La scrittura come arte, la scrittura come indagine dell'uomo e di se stessi, la scrittura come vita. Sono questi i nodi che compaiono e si sciolgono in questo breve libro dove Francesco Longo ci guida attraverso le parole di Malmud per condurci nella sua stanza segreta, quella in cui uno scrittore è meglio che vada ed è meglio che stia lì dentro e scriva.
Malamud ci offre una panoramica sulla vocazione, sull'immaginazione, sulla moralità della scrittura, sul simbolo di un buon romanzo e lo fa con precisione e chiarezza, consigliandoci come farebbe un padre.
Una delle riflessioni più belle parte dal principio che regge la letteratura, che vede come un modo per arrivare alla comprensione di se stessi e metterci in comunicazione con gli altri esseri umani.  Quindi scrivere ricordandoci dell'anima e dell'umanità dei personaggi, prima di tutto.

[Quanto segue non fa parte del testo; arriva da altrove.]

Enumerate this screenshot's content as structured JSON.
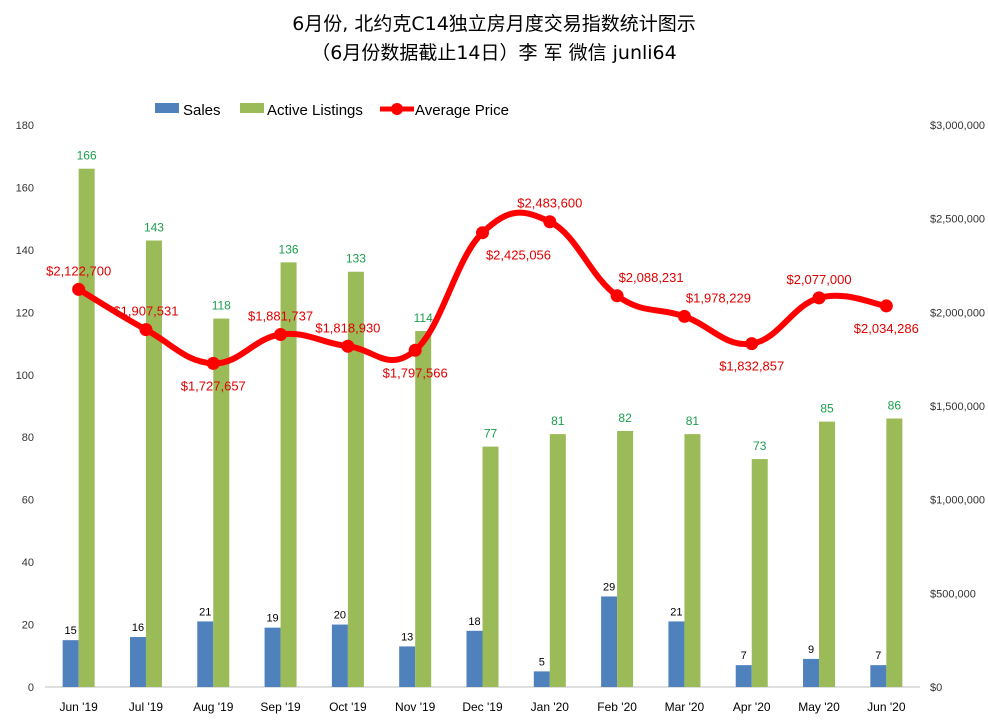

Essere onesti. L'onestà nella scrittura è una vera e propria legge scritta sulla tavola.  E poi lo stile, che sia libero e sopratutto preciso.
Ogni volta che leggo un saggio di questo tipo la voglia di mettermi alla tastiera è talmente forte che vorrei alzarmi anche in piena notte, e forse è proprio per questo motivo che li leggo. Per ricordare a me stessa che non è del tutto inutile quello che sto facendo. Che il patto fatto con me stessa ha valore, anche se ogni giorno mi chiedo se io abbia il talento. E che provarci, comunque, non è mai una perdita di tempo. Leggere Malamud mi ha confermato che scrivere è un'indagine, di se stessi  e del mondo. È un modo per venire a patti con la vita. E la fatica e a volte il dolore verranno ripagati con la consapevolezza.

Per me non esiste altro, dice. La sintesi di una storia d'amore comune a molti.